"It's about love," says Newbery author Rebecca Stead, describing her new novel, Goodbye Stranger (Random House/Wendy Lamb, Aug.). "And when I say it's a love story, I mean all kinds of love. It's mostly about the love between friends." The best friends in the spotlight are three girls who, in their seventh-grade year, "end up diverging from one another in very different ways," says the author. "It's about how they figure out who they are."
Comparing her latest work to her previous titles, Stead cites both distinctions and similarities. "This one is a little older," she observes. "It's more complex in its structure, and the subject matter is a little more mature. There are questions of sexual identity, and one character wonders what it means when the whole world looks at you differently because your body has changed a lot."
Like Stead's earlier novels, Goodbye Stranger touches on issues of identity. "I'm always thinking about identity," she says. "And the middle-school years are a time of exploring questions about who you are and who you want to be. For the first time, you see the world in a broader sense. I remember having questions at that age about how the world saw me."
Such questions are typically the grist for Stead's writing mill. "I like to write about questions that interest me, not the conclusions I've come to," she says. "I try to write about internal experience versus the external self. I like to present ideas, but not package them neatly. As a reader, I much prefer to read a book where people embody all kinds of ideas and everybody is making mistakes."
At BEA, Stead is eager to feel what she calls "book excitement," about her own new release as well as other authors' projects. "As a writer, if I'm being good, I'm alone," she says. "When I do have a chance to get together with passionate book people, there is so much excitement and energy in talking about books that you love. And finding out that you've read and loved the same thing is always a great moment."

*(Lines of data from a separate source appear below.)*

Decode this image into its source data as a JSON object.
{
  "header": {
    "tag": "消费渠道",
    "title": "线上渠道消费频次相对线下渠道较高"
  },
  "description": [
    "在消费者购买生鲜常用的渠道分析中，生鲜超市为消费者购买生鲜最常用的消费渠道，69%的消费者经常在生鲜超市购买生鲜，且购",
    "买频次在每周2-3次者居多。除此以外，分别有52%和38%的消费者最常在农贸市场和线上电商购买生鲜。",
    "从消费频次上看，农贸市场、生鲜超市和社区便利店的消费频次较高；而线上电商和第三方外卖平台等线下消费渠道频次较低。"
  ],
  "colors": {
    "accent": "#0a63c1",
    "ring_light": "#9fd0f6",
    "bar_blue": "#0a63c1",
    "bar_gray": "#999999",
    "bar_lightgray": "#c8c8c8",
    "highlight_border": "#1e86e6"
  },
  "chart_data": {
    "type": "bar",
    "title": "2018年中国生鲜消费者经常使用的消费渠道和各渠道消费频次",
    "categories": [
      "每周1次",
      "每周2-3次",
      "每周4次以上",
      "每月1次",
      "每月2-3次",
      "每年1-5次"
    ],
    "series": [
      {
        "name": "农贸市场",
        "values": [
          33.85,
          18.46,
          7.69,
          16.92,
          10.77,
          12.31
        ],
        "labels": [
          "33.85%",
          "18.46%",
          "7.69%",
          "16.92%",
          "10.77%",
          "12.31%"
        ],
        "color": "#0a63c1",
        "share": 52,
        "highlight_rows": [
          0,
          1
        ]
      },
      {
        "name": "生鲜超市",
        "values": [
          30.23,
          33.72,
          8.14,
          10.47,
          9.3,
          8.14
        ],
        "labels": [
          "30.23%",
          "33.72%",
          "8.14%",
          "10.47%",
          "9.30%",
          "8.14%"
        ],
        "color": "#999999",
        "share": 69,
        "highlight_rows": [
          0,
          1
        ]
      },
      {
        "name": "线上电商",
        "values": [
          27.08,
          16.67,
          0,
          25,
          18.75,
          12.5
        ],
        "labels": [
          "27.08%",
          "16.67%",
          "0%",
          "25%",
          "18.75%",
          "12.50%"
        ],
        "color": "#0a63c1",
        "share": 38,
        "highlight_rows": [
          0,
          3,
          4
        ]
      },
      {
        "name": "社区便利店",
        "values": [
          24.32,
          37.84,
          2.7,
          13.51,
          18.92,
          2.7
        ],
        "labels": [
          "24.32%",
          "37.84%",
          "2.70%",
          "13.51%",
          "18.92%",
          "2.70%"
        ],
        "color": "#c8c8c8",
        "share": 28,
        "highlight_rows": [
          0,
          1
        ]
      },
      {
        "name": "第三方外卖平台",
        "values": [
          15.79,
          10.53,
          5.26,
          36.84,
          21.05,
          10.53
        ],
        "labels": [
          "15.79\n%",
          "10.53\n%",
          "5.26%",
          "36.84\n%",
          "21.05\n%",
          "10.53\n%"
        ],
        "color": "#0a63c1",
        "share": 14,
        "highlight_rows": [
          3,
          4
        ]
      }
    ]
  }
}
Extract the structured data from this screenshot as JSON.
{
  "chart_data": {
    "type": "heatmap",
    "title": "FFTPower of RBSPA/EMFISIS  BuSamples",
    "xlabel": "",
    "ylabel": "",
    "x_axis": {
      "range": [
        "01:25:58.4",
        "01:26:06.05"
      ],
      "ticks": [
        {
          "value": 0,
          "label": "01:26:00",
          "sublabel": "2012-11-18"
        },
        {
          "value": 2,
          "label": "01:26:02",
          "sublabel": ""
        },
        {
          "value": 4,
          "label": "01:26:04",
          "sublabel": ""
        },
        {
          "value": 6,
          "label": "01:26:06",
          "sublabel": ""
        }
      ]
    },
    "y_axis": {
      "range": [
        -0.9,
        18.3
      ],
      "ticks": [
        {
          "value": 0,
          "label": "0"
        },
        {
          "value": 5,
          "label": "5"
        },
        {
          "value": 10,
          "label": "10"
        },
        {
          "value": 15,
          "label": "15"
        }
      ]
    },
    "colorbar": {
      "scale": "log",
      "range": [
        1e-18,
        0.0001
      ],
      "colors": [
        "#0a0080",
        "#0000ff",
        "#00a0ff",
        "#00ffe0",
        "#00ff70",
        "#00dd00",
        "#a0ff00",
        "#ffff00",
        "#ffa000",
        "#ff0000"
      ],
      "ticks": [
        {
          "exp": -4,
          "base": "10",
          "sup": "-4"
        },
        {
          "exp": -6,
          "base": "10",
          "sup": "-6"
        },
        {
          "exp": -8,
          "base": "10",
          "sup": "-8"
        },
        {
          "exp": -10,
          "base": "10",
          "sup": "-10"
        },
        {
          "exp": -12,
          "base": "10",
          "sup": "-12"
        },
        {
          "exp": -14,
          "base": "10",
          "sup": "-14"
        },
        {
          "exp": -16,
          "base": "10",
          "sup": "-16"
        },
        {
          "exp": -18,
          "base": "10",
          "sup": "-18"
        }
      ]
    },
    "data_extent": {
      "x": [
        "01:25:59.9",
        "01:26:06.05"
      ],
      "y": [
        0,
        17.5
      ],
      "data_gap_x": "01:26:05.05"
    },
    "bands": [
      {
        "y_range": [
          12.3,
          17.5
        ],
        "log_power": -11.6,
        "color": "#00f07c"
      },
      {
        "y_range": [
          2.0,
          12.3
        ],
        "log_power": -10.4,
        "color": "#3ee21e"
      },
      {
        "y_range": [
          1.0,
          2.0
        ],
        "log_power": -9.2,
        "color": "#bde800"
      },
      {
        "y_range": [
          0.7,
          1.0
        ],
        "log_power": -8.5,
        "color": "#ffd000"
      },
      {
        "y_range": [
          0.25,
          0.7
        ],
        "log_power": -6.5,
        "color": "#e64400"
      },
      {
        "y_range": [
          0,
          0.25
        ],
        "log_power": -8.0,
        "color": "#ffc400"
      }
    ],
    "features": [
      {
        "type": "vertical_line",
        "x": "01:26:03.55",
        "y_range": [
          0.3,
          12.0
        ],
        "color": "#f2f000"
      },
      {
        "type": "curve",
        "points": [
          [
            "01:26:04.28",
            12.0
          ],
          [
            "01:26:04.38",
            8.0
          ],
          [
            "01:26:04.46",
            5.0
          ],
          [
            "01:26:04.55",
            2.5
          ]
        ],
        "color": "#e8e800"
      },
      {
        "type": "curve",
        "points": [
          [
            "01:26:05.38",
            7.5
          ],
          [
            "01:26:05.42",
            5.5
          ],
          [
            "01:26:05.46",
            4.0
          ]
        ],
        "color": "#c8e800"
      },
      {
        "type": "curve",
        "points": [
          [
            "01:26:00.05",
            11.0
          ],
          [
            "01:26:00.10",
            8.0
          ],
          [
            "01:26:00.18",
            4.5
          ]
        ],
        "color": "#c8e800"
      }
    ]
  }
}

Looking further ahead, Stead says she is "gathering wool," mulling over what she might want to write next. "I'm going to take some time this summer and lie fallow, hopefully in an optimistic way," she says. In the meantime, fans can pick up ARCs of Goodbye Stranger during Stead's ticketed signing this morning, 9–10 a.m., at the Penguin Random House booth (3119), at Table 3.
This article appeared in the May 28, 2015 edition of PW BEA Show Daily.